To replace the Mexicans

Submitted by Prometheus 6 on May 5, 2006 - 7:34am.
on

Quote of note:

...The provisions, which draw on the USA Patriot Act of 2001, were enacted last year as part of the Real ID Act and incorporated into U.S. immigration law. One involves a catchall definition of "terrorist organization," said to be any group of two or more people who bear arms with the intent to endanger the safety of any individual.

...The lack of specificity in the law has created problems for groups as varied as Colombian refugees fleeing the terrorism of leftist insurgents and Liberian women raped and forced into servitude by rebels. Its restrictiveness is affecting even groups whose causes the Bush administration supports, such as some in Afghanistan who aided the Northern Alliance against the Taliban.

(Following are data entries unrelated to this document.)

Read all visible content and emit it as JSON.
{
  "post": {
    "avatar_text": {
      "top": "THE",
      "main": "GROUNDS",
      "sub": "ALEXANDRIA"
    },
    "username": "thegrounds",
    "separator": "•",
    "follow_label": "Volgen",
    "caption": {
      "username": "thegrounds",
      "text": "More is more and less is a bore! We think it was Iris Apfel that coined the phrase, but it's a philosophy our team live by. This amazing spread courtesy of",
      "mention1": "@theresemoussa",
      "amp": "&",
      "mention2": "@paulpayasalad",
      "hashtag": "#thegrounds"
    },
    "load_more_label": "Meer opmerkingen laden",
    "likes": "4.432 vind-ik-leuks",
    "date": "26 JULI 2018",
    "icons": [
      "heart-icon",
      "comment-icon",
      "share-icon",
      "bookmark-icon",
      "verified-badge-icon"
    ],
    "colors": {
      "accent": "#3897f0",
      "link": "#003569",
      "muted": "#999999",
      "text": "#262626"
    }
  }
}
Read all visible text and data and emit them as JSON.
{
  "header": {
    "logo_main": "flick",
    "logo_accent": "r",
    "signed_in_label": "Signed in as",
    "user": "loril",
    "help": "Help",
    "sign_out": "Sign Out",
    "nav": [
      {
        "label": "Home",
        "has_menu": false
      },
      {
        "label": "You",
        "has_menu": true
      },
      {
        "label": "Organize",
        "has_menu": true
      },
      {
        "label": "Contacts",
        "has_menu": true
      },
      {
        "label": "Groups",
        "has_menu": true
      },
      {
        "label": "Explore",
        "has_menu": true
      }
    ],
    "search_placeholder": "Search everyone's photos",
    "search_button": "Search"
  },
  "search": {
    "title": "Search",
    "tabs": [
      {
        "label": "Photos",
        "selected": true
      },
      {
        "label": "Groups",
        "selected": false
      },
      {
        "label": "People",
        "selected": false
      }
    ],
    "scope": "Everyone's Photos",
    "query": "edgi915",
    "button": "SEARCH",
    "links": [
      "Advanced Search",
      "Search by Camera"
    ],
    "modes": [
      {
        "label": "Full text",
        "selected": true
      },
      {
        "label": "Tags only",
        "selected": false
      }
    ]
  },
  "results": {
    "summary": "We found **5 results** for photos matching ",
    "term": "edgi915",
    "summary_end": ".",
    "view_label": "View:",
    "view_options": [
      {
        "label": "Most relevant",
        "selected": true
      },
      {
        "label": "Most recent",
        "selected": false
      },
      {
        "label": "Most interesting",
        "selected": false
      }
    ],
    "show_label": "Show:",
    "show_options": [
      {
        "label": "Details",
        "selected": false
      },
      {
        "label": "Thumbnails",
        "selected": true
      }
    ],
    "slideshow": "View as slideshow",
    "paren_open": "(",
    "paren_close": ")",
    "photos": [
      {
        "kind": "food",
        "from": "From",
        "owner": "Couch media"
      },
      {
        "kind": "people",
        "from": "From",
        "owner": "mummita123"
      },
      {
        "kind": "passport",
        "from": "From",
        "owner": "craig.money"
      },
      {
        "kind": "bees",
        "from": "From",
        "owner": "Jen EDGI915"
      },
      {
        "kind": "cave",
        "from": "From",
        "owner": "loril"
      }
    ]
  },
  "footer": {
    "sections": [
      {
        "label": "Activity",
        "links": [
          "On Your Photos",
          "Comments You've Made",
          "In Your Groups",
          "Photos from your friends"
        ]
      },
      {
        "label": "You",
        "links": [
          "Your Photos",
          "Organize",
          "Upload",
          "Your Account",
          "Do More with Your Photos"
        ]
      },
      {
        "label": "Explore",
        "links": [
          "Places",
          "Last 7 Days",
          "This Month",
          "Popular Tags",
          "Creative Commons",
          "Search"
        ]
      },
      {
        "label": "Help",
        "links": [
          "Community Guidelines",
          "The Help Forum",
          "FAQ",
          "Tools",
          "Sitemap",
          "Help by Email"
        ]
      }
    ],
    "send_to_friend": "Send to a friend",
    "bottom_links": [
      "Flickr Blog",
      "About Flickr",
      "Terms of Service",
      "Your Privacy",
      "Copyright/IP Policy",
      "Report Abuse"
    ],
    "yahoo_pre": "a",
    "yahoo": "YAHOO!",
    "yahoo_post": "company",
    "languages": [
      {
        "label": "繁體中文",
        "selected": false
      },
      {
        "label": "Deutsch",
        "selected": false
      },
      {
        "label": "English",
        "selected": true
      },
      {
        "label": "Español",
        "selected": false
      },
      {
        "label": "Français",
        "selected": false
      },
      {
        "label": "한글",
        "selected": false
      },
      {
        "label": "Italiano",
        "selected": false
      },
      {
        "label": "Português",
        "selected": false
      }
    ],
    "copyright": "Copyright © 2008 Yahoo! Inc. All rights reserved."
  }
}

Immigration Waiver Granted to Refugees
Some Burmese Lose Pro-Terrorism Label
By Bradley Graham
Washington Post Staff Writer
Friday, May 5, 2006; A14

In the first move of its kind, Secretary of State Condoleezza Rice has granted an immigration law waiver so that many of the 9,300 Burmese refugees at a camp in Thailand will no longer be viewed as supporters of terrorism and can be considered for resettlement in the United States, officials said yesterday.

The waiver, which Rice signed Wednesday, followed months of internal argument among the departments of State, Justice and Homeland Security. The argument has pitted concerns about combating terrorism against worries that people with legitimate claims to asylum were being blocked from immigrating to the United States. At issue have been broad definitions, in recently passed immigration legislation, of what constitutes a terrorist group and what qualifies as "material support" for terrorism.

The lack of specificity in the law has created problems for groups as varied as Colombian refugees fleeing the terrorism of leftist insurgents and Liberian women raped and forced into servitude by rebels. Its restrictiveness is affecting even groups whose causes the Bush administration supports, such as some in Afghanistan who aided the Northern Alliance against the Taliban.

Lawmakers and human rights activists who had pushed for the waiver applauded it as a first step. But they appealed for further action to alleviate the inadvertent impact of the counterterrorism provisions on thousands of other refugees seeking entry into the United States.

"We had been urging them -- and the State Department itself had been pressing -- to use this waiver authority for many months, and they had been blocked by the departments of Justice and Homeland Security," said Tim Rieser, an aide to Sen. Patrick J. Leahy (D-Vt.).

State Department officials said there are no plans to grant additional waivers in the near future. They characterized the Burmese situation as a test case, the results of which will need to be assessed before more waivers are issued. The case was chosen, they said, because it involves the largest group of refugees affected by the provisions in question.